There are implications for ethics. If our brains define us, then personhood is dependent on having a fully functioning brain. But if that is true, then what status should we assign to those whose brains are not yet fully developed, such as premature and newborn babies? Or those whose brains have never functioned to full capacity, such as those with learning disabilities? Or those whose brains once functioned well but are now in a state of degeneration due to Alzheimer’s disease or vascular dementia? In fact, none of us are exempt here. Beyond the age of 18, even a fit and healthy person begins to lose brain cells at an alarming rate. Our brains decline with age. Does this mean that personhood does too?
Finally, there are implications for religion. Since it has come to light that the brain is highly involved in religious belief and experience, can neuroscience now explain religion away? Is religious belief merely a brain-state, confined to those with the correct anatomy?
“Am I just my brain?” is not simply a scientific question.
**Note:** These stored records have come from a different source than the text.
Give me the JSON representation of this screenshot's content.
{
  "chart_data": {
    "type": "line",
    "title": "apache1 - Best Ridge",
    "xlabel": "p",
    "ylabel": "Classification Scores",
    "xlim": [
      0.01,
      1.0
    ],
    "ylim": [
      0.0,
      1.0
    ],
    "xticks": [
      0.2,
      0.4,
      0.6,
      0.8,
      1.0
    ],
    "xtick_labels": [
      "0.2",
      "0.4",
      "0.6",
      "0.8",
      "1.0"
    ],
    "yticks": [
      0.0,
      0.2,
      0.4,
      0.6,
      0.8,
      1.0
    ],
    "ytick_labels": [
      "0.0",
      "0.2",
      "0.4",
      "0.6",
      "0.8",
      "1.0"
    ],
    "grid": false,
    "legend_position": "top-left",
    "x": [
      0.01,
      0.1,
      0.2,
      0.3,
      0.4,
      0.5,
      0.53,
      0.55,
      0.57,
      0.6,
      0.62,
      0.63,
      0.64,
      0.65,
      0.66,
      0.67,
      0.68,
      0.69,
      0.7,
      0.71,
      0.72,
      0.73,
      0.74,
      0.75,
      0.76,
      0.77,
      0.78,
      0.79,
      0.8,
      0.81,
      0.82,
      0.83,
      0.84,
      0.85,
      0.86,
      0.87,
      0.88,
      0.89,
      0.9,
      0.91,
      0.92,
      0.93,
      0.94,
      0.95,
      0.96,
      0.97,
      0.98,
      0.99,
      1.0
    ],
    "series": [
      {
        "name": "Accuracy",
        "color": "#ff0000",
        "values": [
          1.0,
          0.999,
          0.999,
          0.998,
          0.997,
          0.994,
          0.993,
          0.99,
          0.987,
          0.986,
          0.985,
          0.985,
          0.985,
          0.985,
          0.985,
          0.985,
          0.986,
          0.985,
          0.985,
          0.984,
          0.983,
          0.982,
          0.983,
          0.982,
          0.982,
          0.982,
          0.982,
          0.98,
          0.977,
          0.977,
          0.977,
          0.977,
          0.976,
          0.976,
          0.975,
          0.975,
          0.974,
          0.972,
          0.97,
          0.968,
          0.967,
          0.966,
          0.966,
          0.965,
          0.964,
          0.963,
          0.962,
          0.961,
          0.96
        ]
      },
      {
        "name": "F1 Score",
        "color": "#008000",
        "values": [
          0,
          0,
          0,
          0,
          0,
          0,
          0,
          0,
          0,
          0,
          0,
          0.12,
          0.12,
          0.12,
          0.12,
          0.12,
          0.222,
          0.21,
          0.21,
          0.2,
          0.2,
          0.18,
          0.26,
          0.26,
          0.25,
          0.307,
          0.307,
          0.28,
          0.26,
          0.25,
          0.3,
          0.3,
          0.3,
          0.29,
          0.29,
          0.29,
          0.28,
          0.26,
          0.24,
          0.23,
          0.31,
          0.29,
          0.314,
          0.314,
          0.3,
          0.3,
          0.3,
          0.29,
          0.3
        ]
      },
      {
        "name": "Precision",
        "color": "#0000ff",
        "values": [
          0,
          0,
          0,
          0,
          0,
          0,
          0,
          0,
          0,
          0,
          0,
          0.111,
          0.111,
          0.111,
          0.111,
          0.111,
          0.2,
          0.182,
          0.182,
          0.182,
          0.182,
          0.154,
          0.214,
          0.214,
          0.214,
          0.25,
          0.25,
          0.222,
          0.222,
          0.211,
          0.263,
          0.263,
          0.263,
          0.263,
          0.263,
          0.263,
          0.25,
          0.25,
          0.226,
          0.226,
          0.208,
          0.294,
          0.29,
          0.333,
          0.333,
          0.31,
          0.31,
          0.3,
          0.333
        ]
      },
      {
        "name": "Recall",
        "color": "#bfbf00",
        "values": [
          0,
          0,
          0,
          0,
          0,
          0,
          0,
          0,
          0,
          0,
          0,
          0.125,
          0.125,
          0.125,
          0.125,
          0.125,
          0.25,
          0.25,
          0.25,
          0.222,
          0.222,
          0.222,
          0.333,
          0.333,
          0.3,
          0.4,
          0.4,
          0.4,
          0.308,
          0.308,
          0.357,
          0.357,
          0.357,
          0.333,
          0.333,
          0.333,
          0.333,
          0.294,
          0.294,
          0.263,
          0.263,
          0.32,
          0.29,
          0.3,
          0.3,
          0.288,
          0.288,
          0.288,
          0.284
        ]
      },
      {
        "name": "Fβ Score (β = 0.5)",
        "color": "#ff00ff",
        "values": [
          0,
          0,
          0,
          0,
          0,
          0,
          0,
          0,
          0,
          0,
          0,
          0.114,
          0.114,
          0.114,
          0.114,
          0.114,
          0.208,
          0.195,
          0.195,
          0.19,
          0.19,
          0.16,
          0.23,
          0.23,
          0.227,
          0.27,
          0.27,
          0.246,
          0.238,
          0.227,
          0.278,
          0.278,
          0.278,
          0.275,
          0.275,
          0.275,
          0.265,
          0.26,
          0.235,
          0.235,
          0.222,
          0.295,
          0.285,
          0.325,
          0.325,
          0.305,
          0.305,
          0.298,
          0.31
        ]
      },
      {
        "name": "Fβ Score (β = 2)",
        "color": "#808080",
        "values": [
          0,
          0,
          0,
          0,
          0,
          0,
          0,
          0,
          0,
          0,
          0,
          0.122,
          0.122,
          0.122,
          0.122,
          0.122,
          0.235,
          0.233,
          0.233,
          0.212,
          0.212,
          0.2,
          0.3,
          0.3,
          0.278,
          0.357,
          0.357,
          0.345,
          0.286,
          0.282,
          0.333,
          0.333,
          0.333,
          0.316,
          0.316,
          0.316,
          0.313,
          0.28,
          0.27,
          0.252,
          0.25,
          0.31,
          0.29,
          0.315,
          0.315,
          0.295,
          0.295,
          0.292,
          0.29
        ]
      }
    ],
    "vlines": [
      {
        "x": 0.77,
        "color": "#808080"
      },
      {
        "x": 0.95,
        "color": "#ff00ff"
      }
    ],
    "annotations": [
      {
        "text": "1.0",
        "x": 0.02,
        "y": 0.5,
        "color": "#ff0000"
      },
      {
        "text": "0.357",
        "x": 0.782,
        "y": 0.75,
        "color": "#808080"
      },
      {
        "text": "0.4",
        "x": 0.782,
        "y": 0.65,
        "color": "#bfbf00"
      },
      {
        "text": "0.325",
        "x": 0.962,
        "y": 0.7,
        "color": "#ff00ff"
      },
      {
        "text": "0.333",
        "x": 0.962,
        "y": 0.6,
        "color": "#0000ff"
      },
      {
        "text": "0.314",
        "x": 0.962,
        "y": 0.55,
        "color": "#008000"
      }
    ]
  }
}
It taps into questions of identity that science alone cannot answer, and to fully consider the question we will need perspectives from philosophy and theology as well as neuroscience.
The mind is of particular importance in this conversation. Is there more to us than neurons because there is such a thing as the mind? We don’t merely secrete brain chemicals; we also think thoughts. And we don’t think with our brains but with our minds. But what exactly is the mind, and how does it relate to the brain? Herein lies the rub. The relationship of mind to brain is disputed. Essayist Marilynne Robinson, in her book, Absence of Mind, reads the situation well by pointing out that…
Whoever controls the definition of the mind controls the definition of humankind itself.
The answer you give to the question “Am I just my brain?” is not simply for the neuroscientist and philosopher. It has implications that affect all people.